Боярин подчинился и нехотя снял кушму. Дед Петря не сводил с него пристального и грозного взгляда.
— Что угодно твоей милости? — пробормотал Вартик.
— Угодно, чтоб никто ничего не узнал о судьбе служилых, кои посланы были с приказом от твоей милости избить Гырбову, последнего рэзеша в Филипенах, и отнять у него и сыновей мельницу.
Ворник в тревоге стискивал руки.
— Служилые так и не воротились. Я велел им не чинить Гырбову никакого насилия.
— Пусть все будет позабыто: зачем они отправились и почему не воротились. Да смотри, чтобы никто — ни от имени твоей милости, не именем воеводы — не притеснял пахарей в Филипенах и Мэрджиненах. Не досаждал бы им ни словом, ни делом, волоска бы на их голове не тронул.
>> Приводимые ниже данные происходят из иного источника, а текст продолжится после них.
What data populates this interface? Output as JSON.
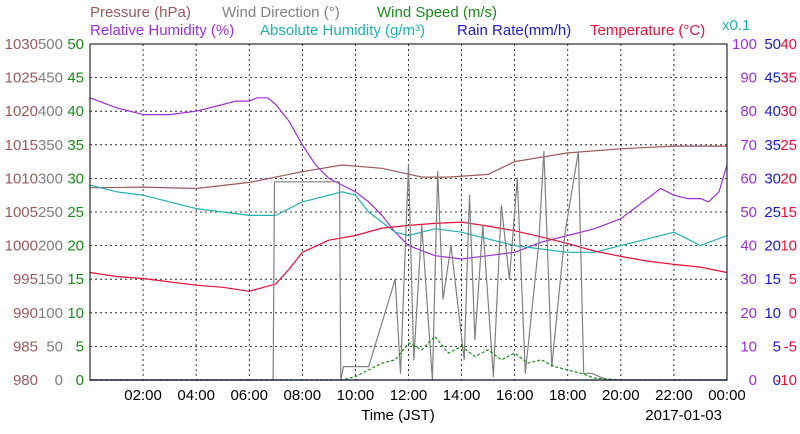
{
  "chart_data": {
    "type": "line",
    "date_label": "2017-01-03",
    "xlabel": "Time (JST)",
    "x_ticks": [
      "02:00",
      "04:00",
      "06:00",
      "08:00",
      "10:00",
      "12:00",
      "14:00",
      "16:00",
      "18:00",
      "20:00",
      "22:00",
      "00:00"
    ],
    "x_range_hours": [
      0,
      24
    ],
    "legend": [
      {
        "key": "pressure",
        "label": "Pressure (hPa)",
        "color": "#9a5a5a"
      },
      {
        "key": "wind_dir",
        "label": "Wind Direction (°)",
        "color": "#808080"
      },
      {
        "key": "wind_speed",
        "label": "Wind Speed (m/s)",
        "color": "#1a8a1a"
      },
      {
        "key": "humidity",
        "label": "Relative Humidity (%)",
        "color": "#9b30d9"
      },
      {
        "key": "abs_humidity",
        "label": "Absolute Humidity (g/m³)",
        "color": "#20b0b0"
      },
      {
        "key": "rain",
        "label": "Rain Rate(mm/h)",
        "color": "#1a1acc"
      },
      {
        "key": "temperature",
        "label": "Temperature (°C)",
        "color": "#e8103a"
      },
      {
        "key": "x01",
        "label": "x0.1",
        "color": "#20b0b0"
      }
    ],
    "axes": [
      {
        "key": "pressure",
        "color": "#9a5a5a",
        "range": [
          980,
          1030
        ],
        "ticks": [
          "1030",
          "1025",
          "1020",
          "1015",
          "1010",
          "1005",
          "1000",
          "995",
          "990",
          "985",
          "980"
        ]
      },
      {
        "key": "wind_dir",
        "color": "#808080",
        "range": [
          0,
          500
        ],
        "ticks": [
          "500",
          "450",
          "400",
          "350",
          "300",
          "250",
          "200",
          "150",
          "100",
          "50",
          "0"
        ]
      },
      {
        "key": "wind_speed",
        "color": "#1a8a1a",
        "range": [
          0,
          50
        ],
        "ticks": [
          "50",
          "45",
          "40",
          "35",
          "30",
          "25",
          "20",
          "15",
          "10",
          "5",
          "0"
        ]
      },
      {
        "key": "humidity",
        "color": "#9b30d9",
        "range": [
          0,
          100
        ],
        "ticks": [
          "100",
          "90",
          "80",
          "70",
          "60",
          "50",
          "40",
          "30",
          "20",
          "10",
          "0"
        ]
      },
      {
        "key": "rain",
        "color": "#1a1acc",
        "range": [
          0,
          50
        ],
        "ticks": [
          "50",
          "45",
          "40",
          "35",
          "30",
          "25",
          "20",
          "15",
          "10",
          "5",
          "0"
        ]
      },
      {
        "key": "temperature",
        "color": "#e8103a",
        "range": [
          -10,
          40
        ],
        "ticks": [
          "40",
          "35",
          "30",
          "25",
          "20",
          "15",
          "10",
          "5",
          "0",
          "-5",
          "-10"
        ]
      }
    ],
    "series": [
      {
        "name": "Pressure (hPa)",
        "key": "pressure",
        "color": "#9a5a5a",
        "x": [
          0,
          2,
          4,
          6,
          8,
          9.5,
          11,
          12.5,
          13.5,
          15,
          16,
          18,
          20,
          22,
          24
        ],
        "y": [
          1008.6,
          1008.7,
          1008.5,
          1009.4,
          1011.0,
          1012.0,
          1011.5,
          1010.2,
          1010.2,
          1010.6,
          1012.5,
          1013.8,
          1014.4,
          1014.8,
          1014.8
        ]
      },
      {
        "name": "Relative Humidity (%)",
        "key": "humidity",
        "color": "#9b30d9",
        "x": [
          0,
          1,
          2,
          3,
          4,
          5,
          5.5,
          6,
          6.3,
          6.7,
          7,
          7.5,
          8,
          8.5,
          9,
          9.5,
          10,
          10.5,
          11,
          11.5,
          12,
          13,
          14,
          15,
          16,
          17,
          18,
          19,
          20,
          20.5,
          21,
          21.5,
          22,
          22.5,
          23,
          23.3,
          23.7,
          24
        ],
        "y": [
          84,
          81,
          79,
          79,
          80,
          82,
          83,
          83,
          84,
          84,
          82,
          77,
          70,
          64,
          60,
          58,
          56,
          53,
          49,
          44,
          40,
          37,
          36,
          37,
          38,
          41,
          43,
          45,
          48,
          51,
          54,
          57,
          55,
          54,
          54,
          53,
          56,
          64
        ]
      },
      {
        "name": "Absolute Humidity (g/m³)",
        "key": "abs_humidity",
        "color": "#20b0b0",
        "x": [
          0,
          1,
          2,
          3,
          4,
          5,
          6,
          7,
          8,
          9,
          9.5,
          10,
          10.5,
          11,
          11.5,
          12,
          13,
          14,
          15,
          16,
          17,
          18,
          19,
          20,
          21,
          22,
          23,
          24
        ],
        "y": [
          58,
          56,
          55,
          53,
          51,
          50,
          49,
          49,
          53,
          55,
          56,
          55,
          50,
          47,
          44,
          43,
          45,
          44,
          42,
          40,
          39,
          38,
          38,
          40,
          42,
          44,
          40,
          43
        ]
      },
      {
        "name": "Temperature (°C)",
        "key": "temperature",
        "color": "#e8103a",
        "x": [
          0,
          1,
          2,
          3,
          4,
          5,
          6,
          7,
          7.5,
          8,
          9,
          10,
          11,
          12,
          13,
          14,
          15,
          16,
          17,
          18,
          19,
          20,
          21,
          22,
          23,
          24
        ],
        "y": [
          6.0,
          5.4,
          5.1,
          4.6,
          4.1,
          3.8,
          3.2,
          4.3,
          6.5,
          9.0,
          10.8,
          11.5,
          12.6,
          13.0,
          13.3,
          13.5,
          12.9,
          12.2,
          11.3,
          10.3,
          9.2,
          8.4,
          7.7,
          7.2,
          6.8,
          6.0
        ]
      },
      {
        "name": "Wind Direction (°)",
        "key": "wind_dir",
        "color": "#808080",
        "x": [
          0,
          6.9,
          6.95,
          9.4,
          9.45,
          9.55,
          10.5,
          11.5,
          11.7,
          12.0,
          12.2,
          12.5,
          12.9,
          13.1,
          13.3,
          13.6,
          14.1,
          14.3,
          14.5,
          14.8,
          15.2,
          15.5,
          15.8,
          16.1,
          16.4,
          16.9,
          17.1,
          17.4,
          17.9,
          18.4,
          18.6,
          18.9,
          19.5,
          24
        ],
        "y": [
          0,
          0,
          295,
          295,
          0,
          20,
          20,
          150,
          10,
          320,
          30,
          230,
          0,
          310,
          120,
          200,
          30,
          275,
          60,
          230,
          5,
          260,
          150,
          300,
          10,
          200,
          340,
          20,
          220,
          340,
          10,
          10,
          0,
          0
        ]
      },
      {
        "name": "Wind Speed (m/s)",
        "key": "wind_speed",
        "color": "#1a8a1a",
        "x": [
          0,
          9.5,
          10,
          10.5,
          11,
          11.5,
          12,
          12.5,
          13,
          13.5,
          14,
          14.5,
          15,
          15.5,
          16,
          16.5,
          17,
          17.5,
          18,
          18.5,
          19,
          20,
          24
        ],
        "y": [
          0,
          0,
          0.5,
          1.5,
          2.5,
          3.0,
          5.5,
          4.5,
          6.5,
          4.0,
          5.0,
          3.5,
          4.5,
          3.0,
          4.0,
          2.5,
          3.0,
          2.0,
          1.5,
          1.0,
          0.3,
          0,
          0
        ]
      },
      {
        "name": "Rain Rate(mm/h)",
        "key": "rain",
        "color": "#1a1acc",
        "x": [
          0,
          24
        ],
        "y": [
          0,
          0
        ]
      }
    ]
  }
}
Дед вынул из ножен меч и высоко поднял его.
— Ослушаешься — тяжко пострадаешь. Говорит мой господин, что из-за таких, как твоя милость, нет у народа ни единого зернышка пшеничного, нечем кормить детей. Нет ни вершка земли — хоронить стариков, нет и слез оплакивать свое рабство. Коли хочет боярин Вартик сохранить голову на плечах, пусть исполнит приказ мой. А дерзнет боярин Вартик ослушаться лишится головы. И воеводы пусть еще раз вспомнят, что в Молдове власть меняется часто. Пусть подумают о своих головах. Погляди, прошу тебя, на сей меч и помни о нем со страхом…
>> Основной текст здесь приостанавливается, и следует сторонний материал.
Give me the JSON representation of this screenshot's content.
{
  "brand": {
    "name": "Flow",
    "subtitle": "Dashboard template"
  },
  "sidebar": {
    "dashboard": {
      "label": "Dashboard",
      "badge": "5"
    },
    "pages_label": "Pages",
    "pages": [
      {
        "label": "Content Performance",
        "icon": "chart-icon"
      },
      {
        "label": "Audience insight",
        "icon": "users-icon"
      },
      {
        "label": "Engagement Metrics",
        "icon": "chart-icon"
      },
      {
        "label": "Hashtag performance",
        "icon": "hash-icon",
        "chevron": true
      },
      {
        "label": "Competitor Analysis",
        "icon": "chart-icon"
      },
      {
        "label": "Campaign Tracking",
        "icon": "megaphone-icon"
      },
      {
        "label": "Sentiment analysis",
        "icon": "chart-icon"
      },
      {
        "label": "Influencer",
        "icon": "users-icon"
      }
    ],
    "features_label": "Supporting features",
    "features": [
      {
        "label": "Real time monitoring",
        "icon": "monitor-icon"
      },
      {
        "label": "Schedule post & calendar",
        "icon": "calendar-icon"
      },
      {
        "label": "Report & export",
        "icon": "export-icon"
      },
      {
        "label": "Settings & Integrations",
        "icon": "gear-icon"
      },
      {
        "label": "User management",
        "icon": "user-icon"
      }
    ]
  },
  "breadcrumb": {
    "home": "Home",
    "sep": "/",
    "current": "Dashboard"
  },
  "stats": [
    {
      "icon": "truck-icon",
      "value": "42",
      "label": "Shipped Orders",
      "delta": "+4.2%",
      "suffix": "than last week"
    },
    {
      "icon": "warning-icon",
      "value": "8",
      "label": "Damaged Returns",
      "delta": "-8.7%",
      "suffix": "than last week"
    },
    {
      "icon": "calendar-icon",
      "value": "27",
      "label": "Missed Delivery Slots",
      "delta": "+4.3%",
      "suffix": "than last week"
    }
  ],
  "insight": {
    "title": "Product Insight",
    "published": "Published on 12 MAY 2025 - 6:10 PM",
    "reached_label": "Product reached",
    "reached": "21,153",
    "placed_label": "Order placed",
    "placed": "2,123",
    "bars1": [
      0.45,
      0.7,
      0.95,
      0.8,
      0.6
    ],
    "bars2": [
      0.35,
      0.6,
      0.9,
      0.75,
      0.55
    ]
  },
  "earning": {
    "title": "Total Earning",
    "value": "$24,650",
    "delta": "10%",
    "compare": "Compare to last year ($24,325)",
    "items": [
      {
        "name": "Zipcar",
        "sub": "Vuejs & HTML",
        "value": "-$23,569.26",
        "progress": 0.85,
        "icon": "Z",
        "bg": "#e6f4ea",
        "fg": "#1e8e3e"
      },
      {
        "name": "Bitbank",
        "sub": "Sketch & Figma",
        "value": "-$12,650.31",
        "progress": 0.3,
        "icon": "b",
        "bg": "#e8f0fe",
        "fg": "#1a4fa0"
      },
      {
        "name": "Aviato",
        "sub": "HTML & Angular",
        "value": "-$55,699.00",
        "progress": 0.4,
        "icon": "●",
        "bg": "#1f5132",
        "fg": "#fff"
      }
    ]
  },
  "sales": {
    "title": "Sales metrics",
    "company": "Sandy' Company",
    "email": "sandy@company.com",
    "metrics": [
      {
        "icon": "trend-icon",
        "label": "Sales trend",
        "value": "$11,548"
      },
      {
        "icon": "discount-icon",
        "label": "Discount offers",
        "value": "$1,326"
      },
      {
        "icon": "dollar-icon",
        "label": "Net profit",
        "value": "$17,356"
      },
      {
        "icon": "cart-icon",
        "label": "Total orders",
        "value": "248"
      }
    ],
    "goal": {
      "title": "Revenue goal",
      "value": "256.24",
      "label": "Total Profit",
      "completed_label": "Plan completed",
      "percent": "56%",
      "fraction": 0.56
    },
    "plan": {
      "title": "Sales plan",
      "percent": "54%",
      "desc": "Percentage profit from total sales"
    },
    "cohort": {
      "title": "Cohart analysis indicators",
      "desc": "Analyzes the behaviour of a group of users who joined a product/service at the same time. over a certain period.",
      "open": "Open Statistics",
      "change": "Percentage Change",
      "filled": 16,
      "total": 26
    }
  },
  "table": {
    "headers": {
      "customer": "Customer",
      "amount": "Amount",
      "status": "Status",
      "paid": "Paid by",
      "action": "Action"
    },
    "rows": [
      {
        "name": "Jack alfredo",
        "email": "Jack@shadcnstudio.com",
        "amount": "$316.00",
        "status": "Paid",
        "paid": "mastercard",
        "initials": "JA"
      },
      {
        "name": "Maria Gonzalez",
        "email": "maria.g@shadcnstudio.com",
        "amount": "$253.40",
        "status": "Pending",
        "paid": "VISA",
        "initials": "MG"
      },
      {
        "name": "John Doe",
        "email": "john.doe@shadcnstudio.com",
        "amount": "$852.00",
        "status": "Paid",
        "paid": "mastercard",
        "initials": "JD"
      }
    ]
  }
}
Вартик преклонил колена. И в это мгновенье, сотрясая воздух, грянул выстрел из пищали, наведенной в поднебесье. Ворник в ужасе приник лбом к земле. Дед Петря протянул меч Ботгросу.
— Гляди, — проговорил дед, насупив брови. — Гляди на него, подержи его, полюбуйся. Узок он у рукоятки и широк на конце. Когда понадобится, подними сей меч, — он сам будет творить правосудие.
Гицэ смиренно принял меч и поцеловал у деда руку.
Четверо ратников пришпорили коней и умчались, подняв облака пыли. Только тогда осмелился поп Флоря высунуть голову из притвора. Его преподобие все слышал и был так напуган, точно пробил час страшного суда.
Прибыв к домику Йоргу Самсона, четверо ратников сели за прощальную трапезу; во главе стола сидел сам Никоарэ с мазылом Андреем по правую руку. Это было мужское собрание. Блюда подавал Карайман, вино разливал сам Йоргу.
Направляясь к своему месту, по левую руку от Никоарэ, старик Петря сдвинул шапку на одну бровь, и все лицо его осветилось лукавой улыбкой, что редко приходилось видеть его сотоварищам.
— Такую шутку, — проговорил он, — я проделал однажды в годы княжения Ераклида Водэ. Право, нет на свете более криводушной братии, чем боярская. Не умеет она держать слово. Многие бояре не последовали моему совету, и слетели их головы в княжение Александра Лэпушняну. Пусть не думает Вартик, что мы не припомним ему всех его злодеяний, воротившись с государем Никоарэ. Потому-то мы и оставляем наш меч в достойных руках.
— Слыхал? — спросил дьяк, подвигаясь на скамье, чтобы дать место Гицэ Ботгросу. — В этом мече, как говаривал и государь Ион Водэ, избавление притесненных.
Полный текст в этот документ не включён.